Nâziât Suresi Türkçe Meali

  • Nâziât  1: Ta en derinden acıyla sökerek çıkaranlara andolsun.
  • Nâziât  2: Yumuşacık çekip alanlara,
  • Nâziât  3: Yüzdükçe yüzerek gidenlere,
  • Nâziât  4: Öncü olarak yarışıp geçenlere,
  • Nâziât  5: Derken işi bir düzen içinde evirip çevirenlere.
  • Nâziât  6: O sarsıntının sarsacağı gün,
  • Nâziât  7: Arkasından onu diğer bir sarsıntı izleyecek.
  • Nâziât  8: O gün yürekler (dehşet içinde) hoplayacak.
  • Nâziât  9: Gözler de zillet içinde düşecek.
  • Nâziât  10: Kendileri; derler ki: «Biz çukurda iken, gerçekten biz mi yeniden (diriltilip) döndürüleceğiz?»
  • Nâziât  11: «Biz çürüyüp dağılmış kemikler olduğumuz zaman mı?»
  • Nâziât  12: Dediler ki: «Şu durumda, zararına bir dönüştür bu.»
  • Nâziât  13: Oysa bu, yalnızca tek bir haykırıştır.
  • Nâziât  14: Bir de bakarsın ki, onlar, yerin üstündedirler.
  • Nâziât  15: Musa´nın haberi sana geldi mi?
  • Nâziât  16: Hani Rabbi ona, kutsal vadi Tuva´da seslenmişti:
  • Nâziât  17: «Firavun´a git; çünkü o, azdı.»
  • Nâziât  18: «Ona de ki: -Temizlenme isteğin var mı?»
  • Nâziât  19: «Seni Rabbine yönelteyim, böylece (O´ndan) korkmuş olursun.»
  • Nâziât  20: (Musa) Ona büyük mucizeyi gösterdi.
  • Nâziât  21: Fakat o, yalanladı ve isyan etti.
  • Nâziât  22: Sonra da (karşıt olarak) çaba harcayıp sırtını döndü.
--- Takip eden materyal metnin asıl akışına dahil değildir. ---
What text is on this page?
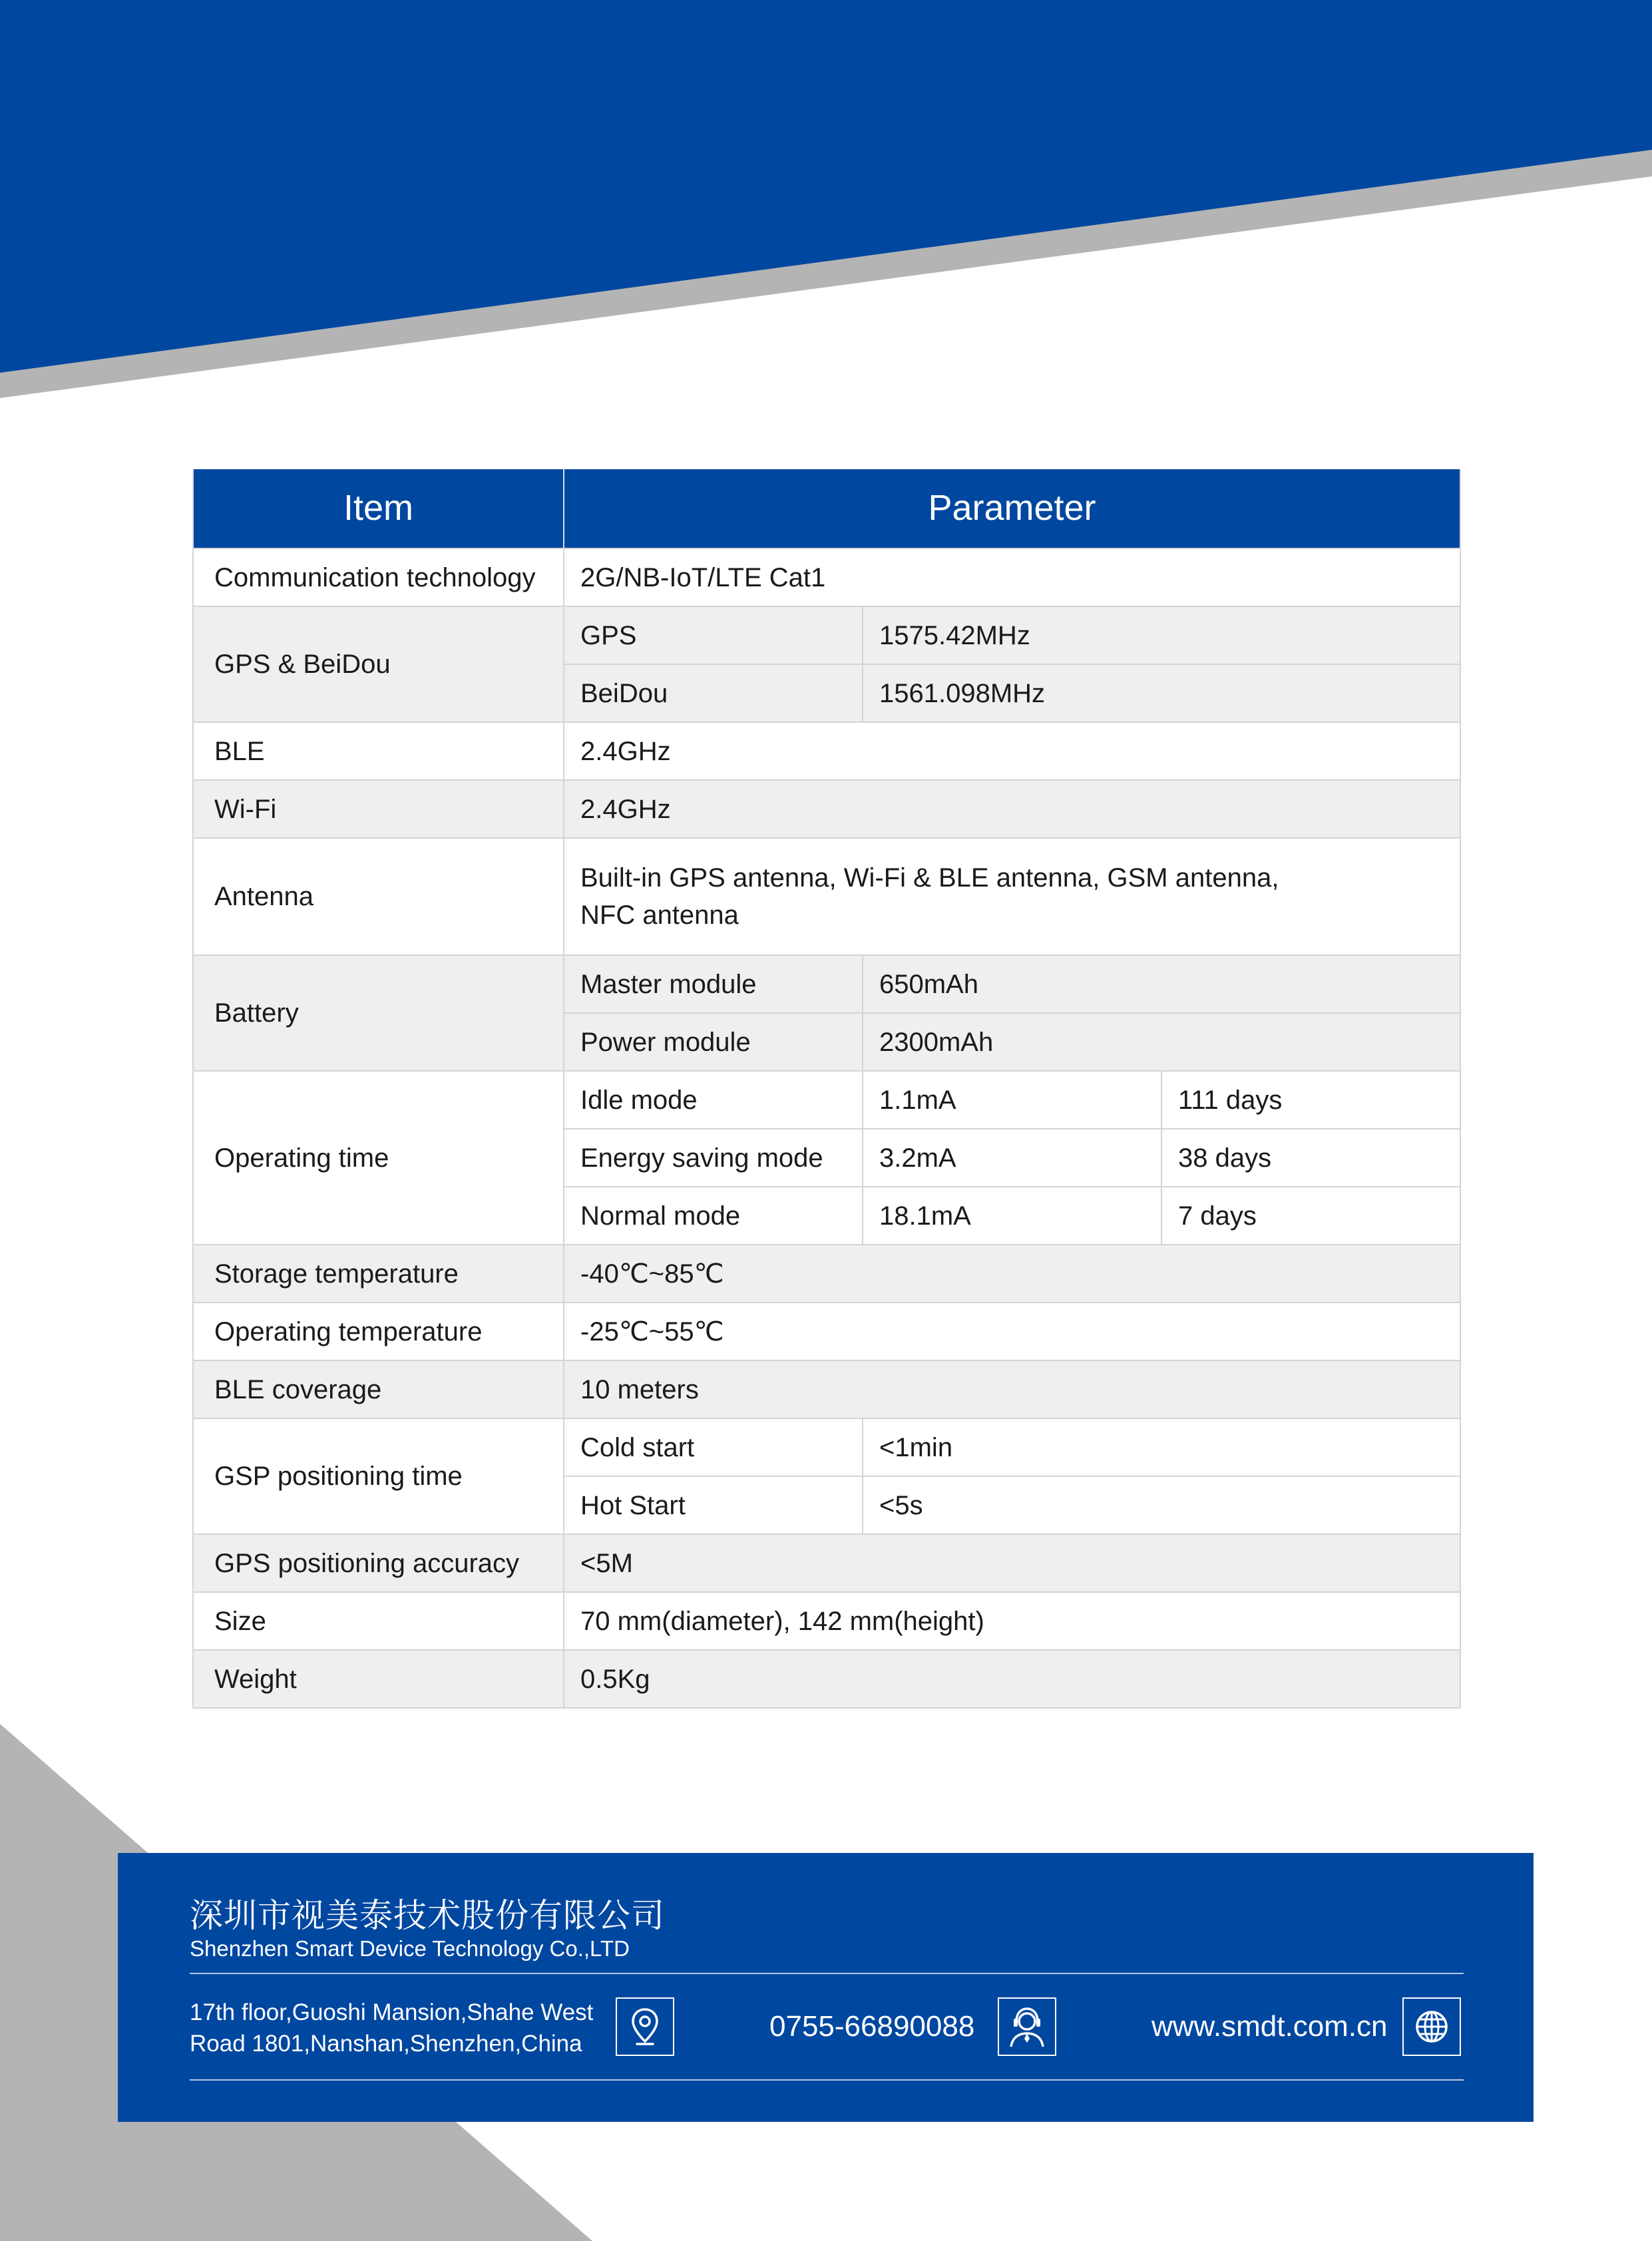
Item	Parameter		
Communication technology	2G/NB-IoT/LTE Cat1		
GPS & BeiDou	GPS	1575.42MHz	
	BeiDou	1561.098MHz	
BLE	2.4GHz		
Wi-Fi	2.4GHz		
Antenna	Built-in GPS antenna, Wi-Fi & BLE antenna, GSM antenna,
NFC antenna		
Battery	Master module	650mAh	
	Power module	2300mAh	
Operating time	Idle mode	1.1mA	111 days
	Energy saving mode	3.2mA	38 days
	Normal mode	18.1mA	7 days
Storage temperature	-40℃~85℃		
Operating temperature	-25℃~55℃		
BLE coverage	10 meters		
GSP positioning time	Cold start	<1min	
	Hot Start	<5s	
GPS positioning accuracy	<5M		
Size	70 mm(diameter), 142 mm(height)		
Weight	0.5Kg		
深圳市视美泰技术股份有限公司
Shenzhen Smart Device Technology Co.,LTD
17th floor,Guoshi Mansion,Shahe West
Road 1801,Nanshan,Shenzhen,China
0755-66890088	www.smdt.com.cn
  • Nâziât  23: Sonunda (yardımcı güçlerini) topladı, seslendi;
  • Nâziât  24: Dedi ki: «Sizin en yüce Rabbiniz benim.»
  • Nâziât  25: Böylelikle Allah (c.c.) onu, ahiret ve dünya azabıyla yakaladı.
  • Nâziât  26: Gerçekten bundan, ´içi titreyerek korkacak´ olan bir kimse için elbette bir ibret (ders) vardır.
  • Nâziât  27: Yaratmak bakımından siz mi daha güçsünüz yoksa gök mü? (Allah) Onu bina etmiştir.
  • Nâziât  28: Onun boyunu yükseltti, ona belli bir düzen verdi.
  • Nâziât  29: Gecesini kararttı, kuşluğunu açığa çıkardı.
  • Nâziât  30: Bundan sonra yeryüzünü serip döşedi.
  • Nâziât  31: Ondan da suyunu ve otlağını çıkardı.
  • Nâziât  32: Dağlarını dikip oturttu;
  • Nâziât  33: Size ve hayvanlarınıza bir yarar (meta) olmak üzere.
  • Nâziât  34: Ancak o, ´her şeyi batırıp gömen büyük felâket (kıyamet)´ geldiği zaman.
  • Nâziât  35: O gün, insan, neye çaba harcadığını düşünüp anlar?
  • Nâziât  36: Görebilenler için cehennem de sergilenmiştir.
  • Nâziât  37: Artık kim taşkınlık edip azarsa,
  • Nâziât  38: Ve dünya hayatını seçerse,
  • Nâziât  39: Hiç şüphesiz cehennem, (onun için) bir barınma yeridir.
  • Nâziât  40: Kim de Rabbinin makamından korkar ve nefsi de heva (istek ve tutkular)dan sakındırırsa,
  • Nâziât  41: Artık şüphesiz cennet, (onun için) bir barınma yeridir.
  • Nâziât  42: «O ne zaman demir atacak?» diye, sana kıyamet saatini soruyorlar.
  • Nâziât  43: Onunla ilgili bilgi vermekten yana, sende ne var ki...
  • Nâziât  44: En sonunda o (ve onunla ilgili bilgi), Rabbine aittir.
  • Nâziât  45: Sen, yalnızca ondan ´içi titreyerek korkmakta´ olanlar için bir uyarıp korkutansın.
  • Nâziât  46: Kendileri onu gördükleri gün, sanki onlar, bir akşam veya bir kuşluk vaktinden başkasını yaşamamış gibidirler.